Regions with significant populations
- India; Pakistan;

Languages
- Urdu; Hindi; Gujarati;

Religion
- Islam

Related ethnic groups
- Shaikh; Shaikh of Uttar Pradesh; Gori; Shaikh of Gujarat; Nagar Muslims;

= Behlim =

The Behlim are a Muslim community found mainly in North India. A small number are also found in the city of Karachi in Pakistan.

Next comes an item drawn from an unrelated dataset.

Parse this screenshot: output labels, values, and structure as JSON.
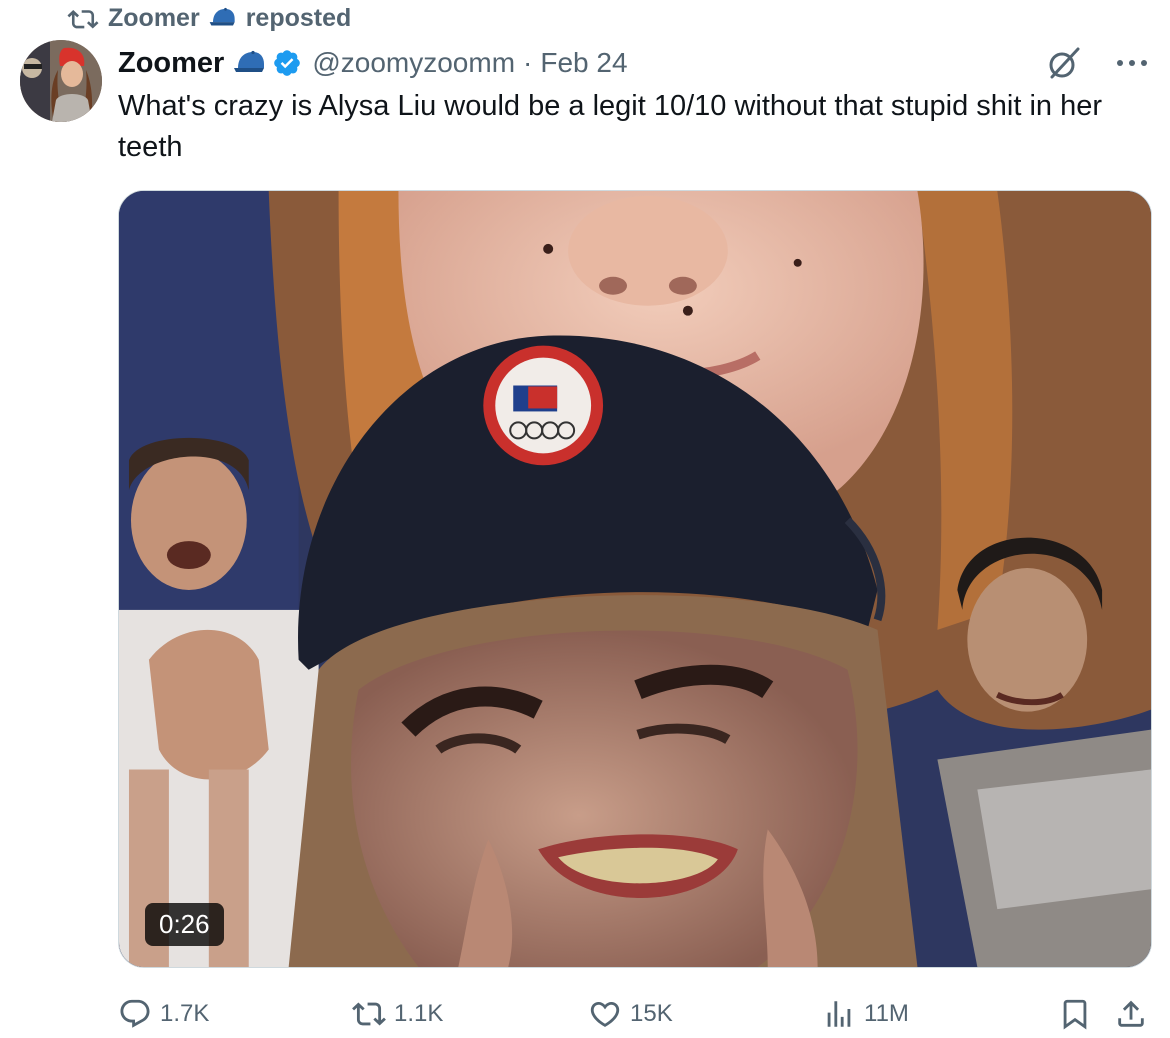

During the 1947 partition of India, some members of the Behlim community migrated from the border regions of Fazilka and other districts of Punjab and Haryana to South Punjab in Pakistan, mainly settling in areas such as Fort Abbas and Hasilpur.

== Origin ==

The Behlim trace their descent the Sufi Masud Ghazi, and the word is said to be a corruption of the word ba-ilm, meaning those who are knowledgeable in Arabic. There are in fact two distinct communities of Behlim, those of Gujarat, who are found mainly in Mehsana and Banaskantha districts, while those of Uttar Pradesh, who are found mainly in the Doab region of that state.

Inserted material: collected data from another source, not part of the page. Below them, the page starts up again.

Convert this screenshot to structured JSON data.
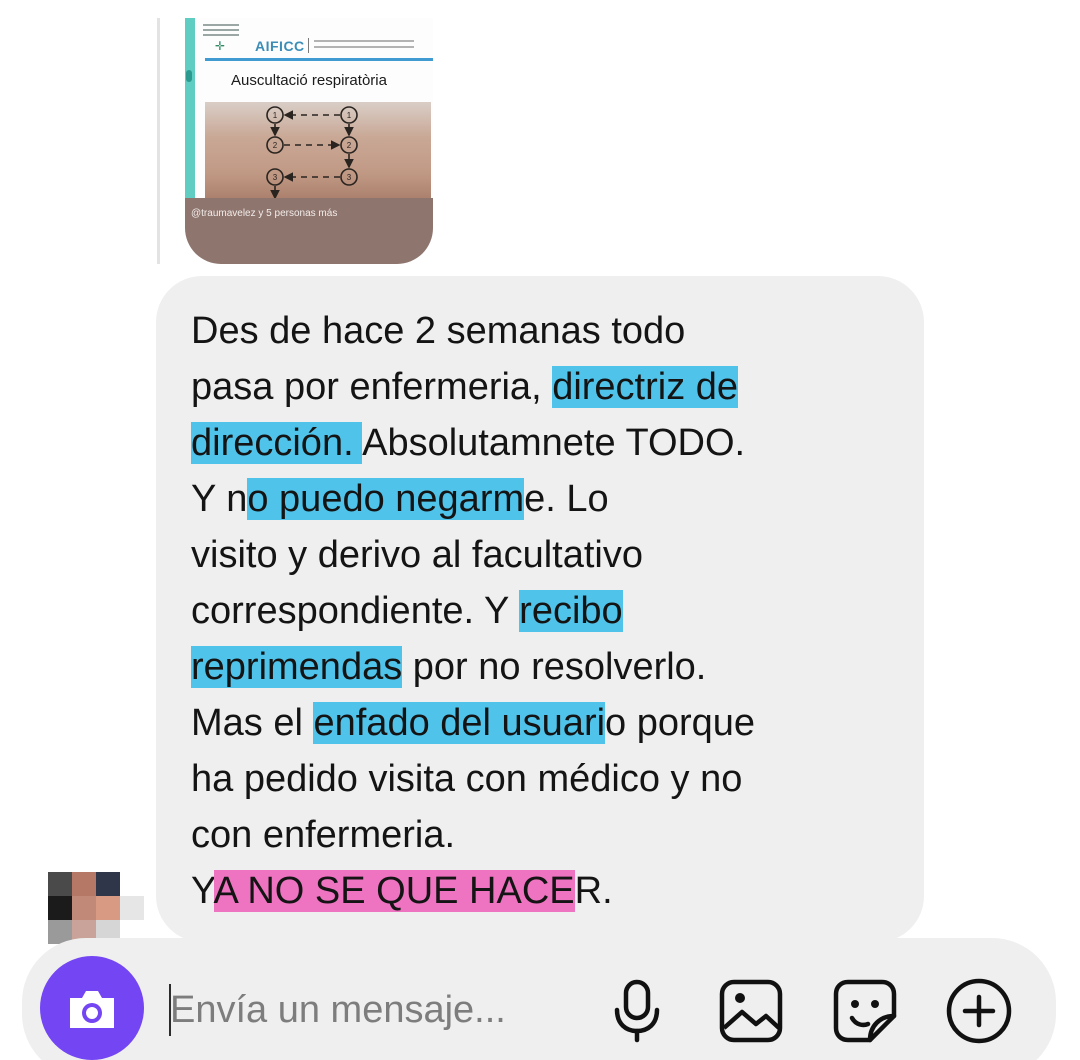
{
  "shared_post": {
    "brand": "AIFICC",
    "slide_title": "Auscultació respiratòria",
    "mentions": "@traumavelez y 5 personas más",
    "diagram_numbers": [
      "1",
      "1",
      "2",
      "2",
      "3",
      "3"
    ]
  },
  "message": {
    "lines": [
      [
        {
          "t": "Des de hace 2 semanas todo"
        }
      ],
      [
        {
          "t": "pasa por enfermeria, "
        },
        {
          "t": "directriz de ",
          "hl": "blue"
        }
      ],
      [
        {
          "t": "dirección. ",
          "hl": "blue"
        },
        {
          "t": "Absolutamnete TODO."
        }
      ],
      [
        {
          "t": "Y n"
        },
        {
          "t": "o puedo negarm",
          "hl": "blue"
        },
        {
          "t": "e. Lo"
        }
      ],
      [
        {
          "t": "visito y derivo al facultativo"
        }
      ],
      [
        {
          "t": "correspondiente. Y "
        },
        {
          "t": "recibo ",
          "hl": "blue"
        }
      ],
      [
        {
          "t": "reprimendas",
          "hl": "blue"
        },
        {
          "t": " por no resolverlo."
        }
      ],
      [
        {
          "t": "Mas el "
        },
        {
          "t": "enfado del usuari",
          "hl": "blue"
        },
        {
          "t": "o porque"
        }
      ],
      [
        {
          "t": "ha pedido visita con médico y no"
        }
      ],
      [
        {
          "t": "con enfermeria."
        }
      ],
      [
        {
          "t": "Y"
        },
        {
          "t": "A NO SE QUE HACE",
          "hl": "pink"
        },
        {
          "t": "R."
        }
      ]
    ]
  },
  "composer": {
    "placeholder": "Envía un mensaje...",
    "icons": [
      "camera-icon",
      "microphone-icon",
      "gallery-icon",
      "sticker-icon",
      "add-icon"
    ]
  },
  "colors": {
    "highlight_blue": "#4fc3ea",
    "highlight_pink": "#ee73c0",
    "camera_button": "#7345f3",
    "bubble": "#efefef"
  }
}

== Present circumstances ==
The Behlim are an agrarian community, found mostly in north Gujarat. According to some traditions, they were once Rajputs, and their customs are similar to other Muslim Rajput communities, such as the Maliks. The Behlim intermarry with other Gujarati Muslim communities of similar status such as Pathan, Shaikh and Molesalam Rajputs. Unlike other Gujarati Muslims, they have no caste association, and generally are allied to other Rajput landholding classes. They speak Gujarati , Teli in south Punjab and are Sunni Muslims.
Some Behlim are also found in Rahim Yar Khan District and Ghotki District.